I distinctly remember the heat wave that hit Europe in the summer of 2003. I had been spending several weeks every summer doing research in France, so I was quite familiar with the weather there: Daytime temperatures in the lower 30s Celsius, occasionally peaking in the upper 30s. You can imagine my shocked reaction when 15,000 people died there (among at least 50,000 in Europe) during the early days of August, when temperatures hit 40 C for days. Having lived in the Gulf for years, 40 C did not seem like conditions that could kill tens of thousands.
More detailed reports, however, explained that most of the dead involved elderly people who lived alone and had not been prepared as to how to behave in very hot conditions (drink and wash all day) or how to notice worrying signs in one’s body and immediately call for help.
That heat wave brought to the fore an important social development of the second half of the 20th century: A big increase in the number of single-person households. A survey conducted in the US in 2018 found 35.7 million Americans living alone, making up 28 percent of households (44 percent in Manhattan, New York City). Similar trends have been reported in northern Europe.
Further studies highlighted a related — but subtly different — phenomenon: The so-called loneliness epidemic and its serious health effects. A famous study equated the effect with smoking 15 cigarettes a day. Many ailments have been associated with loneliness, such as depression, anxiety, heart conditions, substance abuse, dementia, and self-harm. In fact, any serious illness will be worsened by loneliness and the absence of social support. No surprise then that, in 2018, the UK appointed a minister of loneliness.

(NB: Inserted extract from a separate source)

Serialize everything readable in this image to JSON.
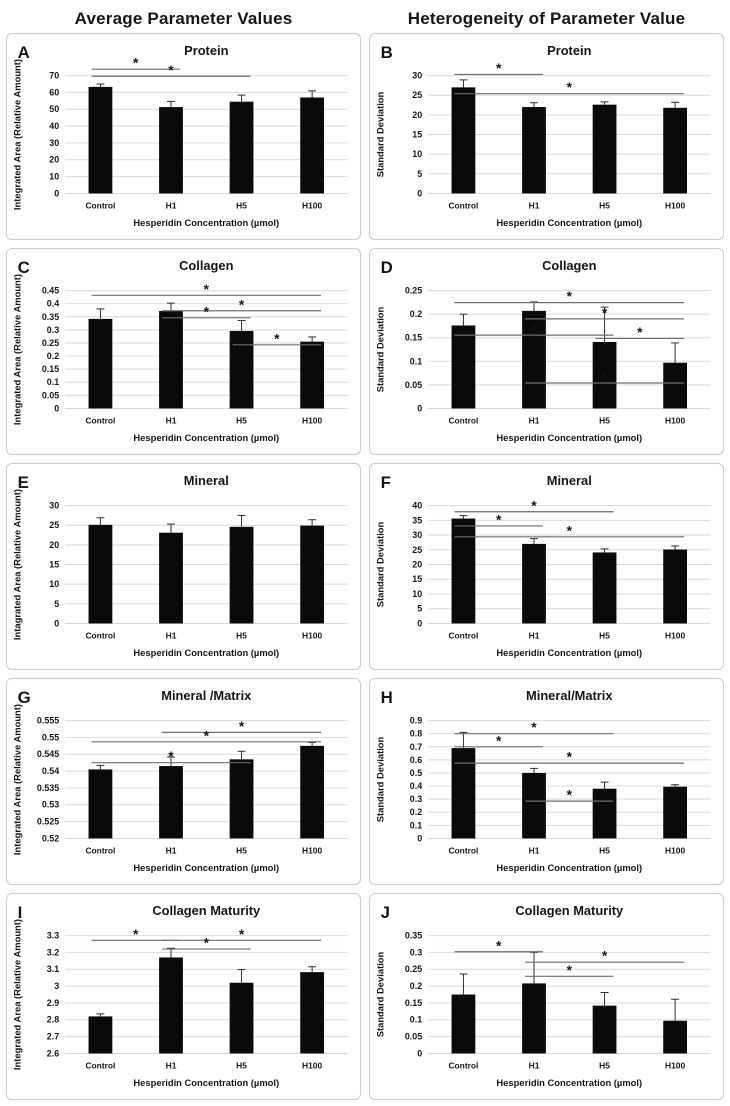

Now, before I relate all this to the coronavirus disease (COVID-19), I must make two important remarks.
First, loneliness is not the same as living alone. One can live with a spouse and even children, have a social network, and still feel lonely. And, conversely, a person can live alone but have such a rich social life that they don’t feel lonely. A simple distinction is: Living alone just describes one’s living conditions, whereas loneliness describes one’s sense of having fewer or poorer social relations than one wishes to have. This subjective feeling is affected by one’s level of happiness and success, and observations of how others live and interact.
My second remark is that more recent studies have weakened the causal link between loneliness and ailments. There is definitely a correlation with depression, heart conditions, and so forth, but it is not clear whether one causes the other or whether there are underlying conditions that relate the two.
The issue has recently started to receive attention in the Arab world, particularly in relation to other social trends, such as high rates of divorce, sociopolitical strife in several countries, and the impact of social media on personal relations. For instance, one may be surprised to learn that 10 percent of young people (ages 16 to 24) report feeling lonely “often or always,” compared to only 3 percent of people aged 65 or more. Clearly, constantly comparing one’s life to others’ and the distorted impressions given by social media are having a negative effect on youngsters.
Another surprising result of recent studies is that loneliness has not increased in recent decades, contrary to what we may think. Again, perceptions and the media have distorted realities.
The problem is that loneliness is often difficult to acknowledge, much less discuss. People unconsciously consider loneliness to be a sign of social failure.
Now, the COVID-19 pandemic has both exacerbated the situation and shed light on it. On the one hand, “social distancing” — an unfortunate phrase, as we should really be saying “physical distancing” — has made it so much more difficult for people to connect, except through screens. On the other hand, COVID-19 has at least brought to the fore the phenomenon of people living alone, though not necessarily lonely.
A few polls have been conducted about the psychological and social impact of lockdowns and social distancing. In the US, between 20 and 50 percent of people have reported feeling lonelier since the pandemic hit, with men and women equally affected. There are additional, compounding concerns in America, including the large number of old people who live in nursing homes, where visits have been drastically reduced, if not stopped, while the easy availability of firearms could lead to more suicides — already a serious problem in the West.
But haven’t video chats alleviated the loneliness problem? Don’t people, young and old, now connect more to others, overcoming physical distances? The impact has been mixed. First, not everyone is video/internet savvy or even literate; second, video chats are actually superficial connections, rarely establishing meaningful friendships and conversations, and many youngsters report feeling worse after online chats, realizing how poor their relations are.
To sum up, loneliness is a real and serious problem in modern societies. COVID-19 has shed a harsh light on it, but at least this is being discussed now and not considered a shameful situation or a failure to be hushed.
Let us all try to strengthen and deepen contacts and relations, using all the tools at our disposal, including meeting more often in open spaces, calling with phones and cameras, etc. And let us do our best to erase the stigma of loneliness as a social failure.